Comment by dataflow
18 hours ago
Thanks for sharing this, it's super helpful. I have a question if you don't mind: I want a model that I can feed, say, my entire email mailbox to, so that I can ask it questions later. (Just the text content, which I can clean and preprocess offline for its use.) Have any offline models you've dealt with seemed suitable for that sort of use case, with that volume of content?
If your inbox is as big as mine, you won’t be able to load all the text content into a prompt even with SotA cloud hosted models.
Instead you should give it tools to search over the mailbox for terms, labels, addresses, etc. so that the model can do fine grained filters based on the query, read the relevant emails it finds, then answer the question.

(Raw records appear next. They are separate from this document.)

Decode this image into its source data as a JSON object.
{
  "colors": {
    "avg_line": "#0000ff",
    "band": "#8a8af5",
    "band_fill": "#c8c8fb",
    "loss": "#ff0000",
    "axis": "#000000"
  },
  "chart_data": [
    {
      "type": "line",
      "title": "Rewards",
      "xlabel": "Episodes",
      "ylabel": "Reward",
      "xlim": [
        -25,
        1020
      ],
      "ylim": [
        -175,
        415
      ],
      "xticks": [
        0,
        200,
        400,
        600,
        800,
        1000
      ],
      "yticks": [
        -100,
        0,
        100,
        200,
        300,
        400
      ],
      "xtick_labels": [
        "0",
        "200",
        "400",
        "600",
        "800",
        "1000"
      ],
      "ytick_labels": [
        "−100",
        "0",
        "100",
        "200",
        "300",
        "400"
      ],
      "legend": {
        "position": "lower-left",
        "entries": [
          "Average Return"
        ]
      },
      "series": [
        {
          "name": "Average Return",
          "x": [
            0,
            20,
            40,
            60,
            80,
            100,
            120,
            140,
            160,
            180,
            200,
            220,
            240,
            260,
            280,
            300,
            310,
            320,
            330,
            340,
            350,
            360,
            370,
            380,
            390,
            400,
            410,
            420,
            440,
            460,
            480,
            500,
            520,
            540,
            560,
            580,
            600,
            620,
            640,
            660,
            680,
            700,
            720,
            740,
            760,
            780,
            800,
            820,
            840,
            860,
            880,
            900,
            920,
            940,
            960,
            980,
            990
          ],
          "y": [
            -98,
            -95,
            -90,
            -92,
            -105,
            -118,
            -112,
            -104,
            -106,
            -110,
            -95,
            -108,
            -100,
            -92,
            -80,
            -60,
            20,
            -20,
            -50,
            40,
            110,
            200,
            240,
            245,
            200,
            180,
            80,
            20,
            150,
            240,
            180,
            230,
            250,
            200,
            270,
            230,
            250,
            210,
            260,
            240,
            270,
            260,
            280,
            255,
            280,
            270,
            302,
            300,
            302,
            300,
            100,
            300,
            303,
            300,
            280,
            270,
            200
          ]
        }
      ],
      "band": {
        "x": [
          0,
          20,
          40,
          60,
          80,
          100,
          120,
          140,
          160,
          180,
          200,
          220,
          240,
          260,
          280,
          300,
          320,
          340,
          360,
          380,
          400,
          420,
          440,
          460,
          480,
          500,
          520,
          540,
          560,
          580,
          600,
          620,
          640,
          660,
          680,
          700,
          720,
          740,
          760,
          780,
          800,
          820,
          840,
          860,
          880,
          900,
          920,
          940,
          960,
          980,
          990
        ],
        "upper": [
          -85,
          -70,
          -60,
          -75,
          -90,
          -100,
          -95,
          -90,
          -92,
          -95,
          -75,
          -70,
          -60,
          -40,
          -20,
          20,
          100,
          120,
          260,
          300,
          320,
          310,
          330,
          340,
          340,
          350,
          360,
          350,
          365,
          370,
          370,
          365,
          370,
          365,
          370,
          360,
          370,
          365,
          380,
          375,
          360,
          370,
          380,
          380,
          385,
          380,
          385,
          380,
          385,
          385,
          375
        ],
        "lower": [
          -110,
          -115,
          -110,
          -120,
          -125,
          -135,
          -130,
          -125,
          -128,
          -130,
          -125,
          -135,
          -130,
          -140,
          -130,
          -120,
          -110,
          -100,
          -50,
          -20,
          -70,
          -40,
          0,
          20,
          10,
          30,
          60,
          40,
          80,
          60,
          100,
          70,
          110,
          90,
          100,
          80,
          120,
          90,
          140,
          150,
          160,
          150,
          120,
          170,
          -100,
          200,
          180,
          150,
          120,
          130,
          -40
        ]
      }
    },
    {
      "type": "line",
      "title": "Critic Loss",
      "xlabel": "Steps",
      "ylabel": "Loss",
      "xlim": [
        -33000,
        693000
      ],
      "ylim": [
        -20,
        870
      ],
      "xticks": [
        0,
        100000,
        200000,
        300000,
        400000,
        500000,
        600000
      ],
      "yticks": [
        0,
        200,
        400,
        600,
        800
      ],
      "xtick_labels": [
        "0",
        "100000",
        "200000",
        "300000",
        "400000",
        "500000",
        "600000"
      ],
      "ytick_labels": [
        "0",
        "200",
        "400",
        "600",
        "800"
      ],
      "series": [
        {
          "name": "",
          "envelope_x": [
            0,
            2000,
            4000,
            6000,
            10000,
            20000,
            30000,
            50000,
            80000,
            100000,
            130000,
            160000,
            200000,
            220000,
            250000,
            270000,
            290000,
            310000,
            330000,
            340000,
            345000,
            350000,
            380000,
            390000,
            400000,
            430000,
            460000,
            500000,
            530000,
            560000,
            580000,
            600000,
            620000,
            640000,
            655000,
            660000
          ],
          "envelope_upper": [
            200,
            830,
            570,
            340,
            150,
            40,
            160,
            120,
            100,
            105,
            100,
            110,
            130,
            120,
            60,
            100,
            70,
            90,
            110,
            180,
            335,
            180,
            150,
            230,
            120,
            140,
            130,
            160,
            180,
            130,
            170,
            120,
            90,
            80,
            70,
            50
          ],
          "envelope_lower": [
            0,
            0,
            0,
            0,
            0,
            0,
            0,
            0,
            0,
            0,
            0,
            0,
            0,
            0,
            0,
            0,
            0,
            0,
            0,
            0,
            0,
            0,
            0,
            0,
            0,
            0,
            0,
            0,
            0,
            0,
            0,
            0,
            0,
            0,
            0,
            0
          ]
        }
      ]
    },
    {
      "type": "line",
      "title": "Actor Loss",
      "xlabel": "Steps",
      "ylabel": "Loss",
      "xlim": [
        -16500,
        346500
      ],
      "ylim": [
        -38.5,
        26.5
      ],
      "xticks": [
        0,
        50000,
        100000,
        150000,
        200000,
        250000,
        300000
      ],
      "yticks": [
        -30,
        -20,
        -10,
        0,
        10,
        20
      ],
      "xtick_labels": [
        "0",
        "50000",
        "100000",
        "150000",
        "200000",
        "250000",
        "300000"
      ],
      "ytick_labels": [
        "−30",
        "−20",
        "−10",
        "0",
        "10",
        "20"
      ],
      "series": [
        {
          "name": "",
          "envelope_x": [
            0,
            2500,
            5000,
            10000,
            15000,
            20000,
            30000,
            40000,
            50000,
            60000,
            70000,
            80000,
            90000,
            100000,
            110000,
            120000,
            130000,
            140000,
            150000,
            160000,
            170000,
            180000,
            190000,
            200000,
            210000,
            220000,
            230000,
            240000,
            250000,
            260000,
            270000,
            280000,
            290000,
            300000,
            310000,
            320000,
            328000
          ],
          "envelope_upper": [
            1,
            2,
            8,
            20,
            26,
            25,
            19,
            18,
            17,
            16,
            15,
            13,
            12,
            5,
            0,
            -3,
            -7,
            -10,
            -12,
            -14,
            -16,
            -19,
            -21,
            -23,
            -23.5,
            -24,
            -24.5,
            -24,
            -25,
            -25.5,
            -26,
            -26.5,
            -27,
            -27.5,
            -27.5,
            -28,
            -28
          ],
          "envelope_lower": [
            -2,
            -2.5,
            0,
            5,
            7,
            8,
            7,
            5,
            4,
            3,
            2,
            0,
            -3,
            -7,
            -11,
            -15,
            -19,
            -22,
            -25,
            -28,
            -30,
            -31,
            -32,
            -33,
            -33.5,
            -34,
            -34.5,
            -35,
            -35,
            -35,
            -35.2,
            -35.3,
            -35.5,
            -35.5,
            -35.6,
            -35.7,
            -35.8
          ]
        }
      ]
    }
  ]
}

Thanks, yeah. I think strong prefiltering is pretty much always doable because, if nothing else, I usually know the time range of the relevant emails and probably the sender/recipient or some keywords, plus I know how to filter out a big chunk of the irrelevant emails (like mailing lists, etc.), so I'm hoping it's not actually that much data for each search. What I don't know is which models would be most suitable even in the case where I can fit the data.
As an example of the kind of query I'm interested in, I want a model that can tell me all the flights I took within a given time range (so that means it'd have to filter out cancellations). Or, for a given flight, the arrival and departure times and time zones (or the city and country so I can look up the time zone). Stuff like that. (Travel is just an example obviously, I have other topics to ask about.) It's not a terribly large number of emails to search through in each query, but the email structures are too heterogeneous across senders to write custom tooling for each case.
Prompt injection is a problem if your agent has access to anything.
The local models are quite weak here.
Security is not a concern for the purpose of my question here, please ignore that for now. I'm just looking for text summary and search functionality here, not looking to give it full system access and let it loose on my computer or network. I can easily set up VM/sandboxing/airgapping/etc. as needed.
My question is really just about what can handle that volume of data (ideally, with the quoted sections/duplications/etc. that come with email chains) and still produce useful (textual) output.
> I'm just looking for text summary and search functionality here
Couldn't someone just send you an email with instructions to "jailbreak" your local model?